Я взял протянутую «примину». Прикурив, двинулся было в туалет, но мужичок остановил:
— Вечером поможешь протереть коридор. За работу дают четыре сигареты, по две на брата.
Я кивнул. Не успел закрыть дверь, как обступили придурки:
— Оставишь? — заканючили они. — Мне… мне…
— Вы же только дымили, — опешил я. — Дайте хоть пару раз дернуть.
— Охнарики подбираем. Не дают…
Насладиться не удалось, к тому же закружилась голова. Пошатываясь, подался в палату.
— Пойдем, работа есть, — растормошил он. — Уберем одну палату, принесем воды. Пять сигарет. В обед сходим на кухню, поможем дотащить баки с варевом. Еще по две на каждого. А дальше посмотрим. Держись меня, не пропадем.
Действительно, мне оставалось держаться лишь его. Работа, работа, другие заботы, чтобы задавить в зародыше мерзкое чувство боязни замкнутого пространства. Кругом решетки, настоящая тюрьма с постоянно пускающими в ход кулаки здоровенными санитарами вместо надзирателей. С трудом встав на ноги, потащился за толстячком. Он уже принес ведро воды, заправил на длинную палку с крестовиной на конце рваную тряпку. Запах в палате вызывал тошноту. К испарениям давно не мытых тел, к лекарствам, примешивалось зловоние будто гниющего человеческого мяса. Это оказалось отделение для наиболее безнадежных, у которых рвота выходила с кровью. Молодые и старые, худые как скелеты и более-менее в форме, они подавали сомнительные признаки жизни, ничего не прося, почти перестав стонать. Лишь медленное затрудненное дыхание, да неровно вздымающиеся с резко обозначившимися ребрами груди. Взгляд отсутствующий, как бы в себя. Под кроватями полно кусочков окровавленной ваты, пол скользкий от бурой слизи. Но и у них, у этих доходяг, кисти рук были прикручены к железным уголкам по бокам коек. Одни ноги у кого сомкнуты, у кого разбросаны. Небритые, провалившиеся щеки, заостренные носы. Тишина, изредка нарушаемая судорожными всхлипами. Мужичок неторопливо вывозил грязь на проход между койками. Голыми руками сняв тряпку, ополаскивал ее в ведре. Чтобы не следовать его примеру, от которого выворачивало наизнанку, я подобрал веник, взялся сметать мусор в совок.

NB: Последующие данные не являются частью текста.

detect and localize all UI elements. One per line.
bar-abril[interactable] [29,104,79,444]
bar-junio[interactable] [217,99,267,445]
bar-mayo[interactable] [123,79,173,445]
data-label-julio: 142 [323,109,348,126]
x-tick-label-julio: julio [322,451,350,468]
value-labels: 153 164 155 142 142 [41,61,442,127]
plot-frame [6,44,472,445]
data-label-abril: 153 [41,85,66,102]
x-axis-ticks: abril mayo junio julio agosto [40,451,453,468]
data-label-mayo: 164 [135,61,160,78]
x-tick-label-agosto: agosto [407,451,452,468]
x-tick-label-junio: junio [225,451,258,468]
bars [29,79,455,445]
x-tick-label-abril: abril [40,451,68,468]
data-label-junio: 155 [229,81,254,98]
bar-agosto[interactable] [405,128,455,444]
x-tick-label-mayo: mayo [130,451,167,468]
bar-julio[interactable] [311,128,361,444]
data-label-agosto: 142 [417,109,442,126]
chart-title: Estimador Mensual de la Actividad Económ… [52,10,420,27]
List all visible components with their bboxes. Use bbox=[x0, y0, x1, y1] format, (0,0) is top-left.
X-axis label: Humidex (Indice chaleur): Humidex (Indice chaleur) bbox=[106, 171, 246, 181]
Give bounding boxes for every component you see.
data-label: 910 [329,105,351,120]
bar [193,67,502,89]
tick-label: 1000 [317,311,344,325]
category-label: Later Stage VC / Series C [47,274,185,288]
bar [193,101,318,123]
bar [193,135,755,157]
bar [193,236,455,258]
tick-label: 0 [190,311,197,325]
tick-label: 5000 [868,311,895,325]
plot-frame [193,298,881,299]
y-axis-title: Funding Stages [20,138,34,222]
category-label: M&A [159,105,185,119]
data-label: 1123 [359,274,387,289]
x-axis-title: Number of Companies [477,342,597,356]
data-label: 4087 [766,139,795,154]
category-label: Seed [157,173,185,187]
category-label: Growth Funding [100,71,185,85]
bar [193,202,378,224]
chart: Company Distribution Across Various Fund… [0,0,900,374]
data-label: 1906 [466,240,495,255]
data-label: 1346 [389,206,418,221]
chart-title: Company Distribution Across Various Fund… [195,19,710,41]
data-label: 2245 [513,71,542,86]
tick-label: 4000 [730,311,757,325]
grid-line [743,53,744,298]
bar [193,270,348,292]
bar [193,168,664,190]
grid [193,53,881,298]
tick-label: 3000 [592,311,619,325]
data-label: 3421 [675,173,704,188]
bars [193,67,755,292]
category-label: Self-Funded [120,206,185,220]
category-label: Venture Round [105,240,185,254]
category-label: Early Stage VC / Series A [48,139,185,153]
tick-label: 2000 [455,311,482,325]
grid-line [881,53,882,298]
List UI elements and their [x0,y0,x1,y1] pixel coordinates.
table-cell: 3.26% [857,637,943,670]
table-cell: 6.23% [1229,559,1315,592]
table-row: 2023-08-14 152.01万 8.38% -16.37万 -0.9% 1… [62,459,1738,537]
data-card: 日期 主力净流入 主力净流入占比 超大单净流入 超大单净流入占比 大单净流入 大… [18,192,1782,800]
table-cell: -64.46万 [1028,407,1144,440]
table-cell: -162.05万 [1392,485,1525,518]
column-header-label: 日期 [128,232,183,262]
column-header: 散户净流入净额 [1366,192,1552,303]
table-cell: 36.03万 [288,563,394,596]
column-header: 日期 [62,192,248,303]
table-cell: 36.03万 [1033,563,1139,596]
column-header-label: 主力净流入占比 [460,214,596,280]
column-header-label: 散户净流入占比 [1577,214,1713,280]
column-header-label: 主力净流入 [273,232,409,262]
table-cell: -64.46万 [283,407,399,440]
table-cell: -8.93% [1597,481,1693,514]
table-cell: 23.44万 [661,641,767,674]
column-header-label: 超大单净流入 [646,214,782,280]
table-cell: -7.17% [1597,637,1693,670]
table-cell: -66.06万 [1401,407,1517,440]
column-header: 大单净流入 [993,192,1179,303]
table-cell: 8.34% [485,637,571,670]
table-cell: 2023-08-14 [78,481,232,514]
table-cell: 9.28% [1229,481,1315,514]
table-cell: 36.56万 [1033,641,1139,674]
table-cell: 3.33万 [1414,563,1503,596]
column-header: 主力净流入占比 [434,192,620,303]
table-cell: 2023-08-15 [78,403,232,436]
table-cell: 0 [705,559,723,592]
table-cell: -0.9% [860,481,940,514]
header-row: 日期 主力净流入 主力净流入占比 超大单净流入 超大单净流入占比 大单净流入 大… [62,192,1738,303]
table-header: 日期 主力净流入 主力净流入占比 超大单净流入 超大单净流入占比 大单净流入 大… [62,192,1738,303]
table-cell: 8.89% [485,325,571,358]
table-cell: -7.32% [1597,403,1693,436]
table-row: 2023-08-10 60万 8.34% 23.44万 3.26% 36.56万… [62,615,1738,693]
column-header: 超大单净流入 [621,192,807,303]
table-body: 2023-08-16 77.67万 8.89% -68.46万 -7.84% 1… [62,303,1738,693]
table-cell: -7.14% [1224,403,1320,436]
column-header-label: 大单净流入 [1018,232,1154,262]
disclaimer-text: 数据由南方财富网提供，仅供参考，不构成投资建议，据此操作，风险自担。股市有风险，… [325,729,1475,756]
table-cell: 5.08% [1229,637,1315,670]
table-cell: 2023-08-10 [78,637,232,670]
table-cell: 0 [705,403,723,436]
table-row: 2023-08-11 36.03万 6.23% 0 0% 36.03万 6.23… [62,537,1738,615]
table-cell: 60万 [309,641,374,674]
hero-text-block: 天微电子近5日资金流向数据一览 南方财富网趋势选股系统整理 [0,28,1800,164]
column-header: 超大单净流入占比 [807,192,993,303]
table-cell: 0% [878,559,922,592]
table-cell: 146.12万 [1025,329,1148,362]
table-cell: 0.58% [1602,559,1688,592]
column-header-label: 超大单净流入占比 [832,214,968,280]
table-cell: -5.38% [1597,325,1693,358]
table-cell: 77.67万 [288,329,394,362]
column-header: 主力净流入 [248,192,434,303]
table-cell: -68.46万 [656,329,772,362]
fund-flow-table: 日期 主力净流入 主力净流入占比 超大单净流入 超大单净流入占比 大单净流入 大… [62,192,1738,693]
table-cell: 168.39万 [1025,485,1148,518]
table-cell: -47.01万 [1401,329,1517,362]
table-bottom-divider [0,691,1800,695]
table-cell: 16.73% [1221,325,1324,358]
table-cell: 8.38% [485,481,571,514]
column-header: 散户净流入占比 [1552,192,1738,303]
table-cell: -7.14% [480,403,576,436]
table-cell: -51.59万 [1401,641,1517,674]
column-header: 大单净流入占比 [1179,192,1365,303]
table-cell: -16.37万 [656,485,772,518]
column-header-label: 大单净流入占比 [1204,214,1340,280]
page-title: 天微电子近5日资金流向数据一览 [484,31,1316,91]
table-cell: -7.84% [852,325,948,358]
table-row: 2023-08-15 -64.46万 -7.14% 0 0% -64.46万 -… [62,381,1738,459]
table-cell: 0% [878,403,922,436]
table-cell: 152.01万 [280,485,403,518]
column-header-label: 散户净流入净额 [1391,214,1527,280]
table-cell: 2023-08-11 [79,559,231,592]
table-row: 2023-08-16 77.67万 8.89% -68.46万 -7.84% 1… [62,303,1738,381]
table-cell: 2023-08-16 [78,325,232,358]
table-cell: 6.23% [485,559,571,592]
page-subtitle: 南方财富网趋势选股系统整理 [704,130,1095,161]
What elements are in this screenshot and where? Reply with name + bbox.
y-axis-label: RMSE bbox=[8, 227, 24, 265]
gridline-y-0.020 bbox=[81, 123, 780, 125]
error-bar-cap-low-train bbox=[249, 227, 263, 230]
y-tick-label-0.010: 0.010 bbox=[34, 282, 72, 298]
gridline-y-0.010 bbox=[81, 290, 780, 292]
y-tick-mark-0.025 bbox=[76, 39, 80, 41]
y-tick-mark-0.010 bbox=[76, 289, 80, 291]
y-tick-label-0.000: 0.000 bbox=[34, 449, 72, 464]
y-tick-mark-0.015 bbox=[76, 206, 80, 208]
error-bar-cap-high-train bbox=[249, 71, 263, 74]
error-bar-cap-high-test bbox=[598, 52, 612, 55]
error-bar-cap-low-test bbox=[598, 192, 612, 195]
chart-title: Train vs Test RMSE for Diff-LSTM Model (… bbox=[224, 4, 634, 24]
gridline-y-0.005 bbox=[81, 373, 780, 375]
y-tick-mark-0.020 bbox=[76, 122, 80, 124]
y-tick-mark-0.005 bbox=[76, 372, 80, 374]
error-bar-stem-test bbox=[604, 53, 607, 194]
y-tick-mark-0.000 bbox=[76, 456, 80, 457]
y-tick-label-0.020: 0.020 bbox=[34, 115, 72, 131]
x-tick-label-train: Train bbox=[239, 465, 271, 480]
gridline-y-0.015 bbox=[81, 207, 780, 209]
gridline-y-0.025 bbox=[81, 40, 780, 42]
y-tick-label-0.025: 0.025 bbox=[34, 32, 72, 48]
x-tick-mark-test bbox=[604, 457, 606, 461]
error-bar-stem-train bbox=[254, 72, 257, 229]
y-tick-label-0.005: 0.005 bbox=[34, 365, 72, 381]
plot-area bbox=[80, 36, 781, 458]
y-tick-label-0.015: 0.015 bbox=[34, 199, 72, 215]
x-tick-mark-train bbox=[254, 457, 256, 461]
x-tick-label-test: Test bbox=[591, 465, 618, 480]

Мусорный бак находился в дальнем конце коридора. Туда-сюда, туда-сюда. Санитары дают затрещины лишь слоняющимся без дела, кто работает, тех не трогают. Последний мазок шваброй по пятнистому полу. Мокрые простыни скомканы, волосы на подушках взлохмачены. На лица с раззявленными ртами страшно смотреть.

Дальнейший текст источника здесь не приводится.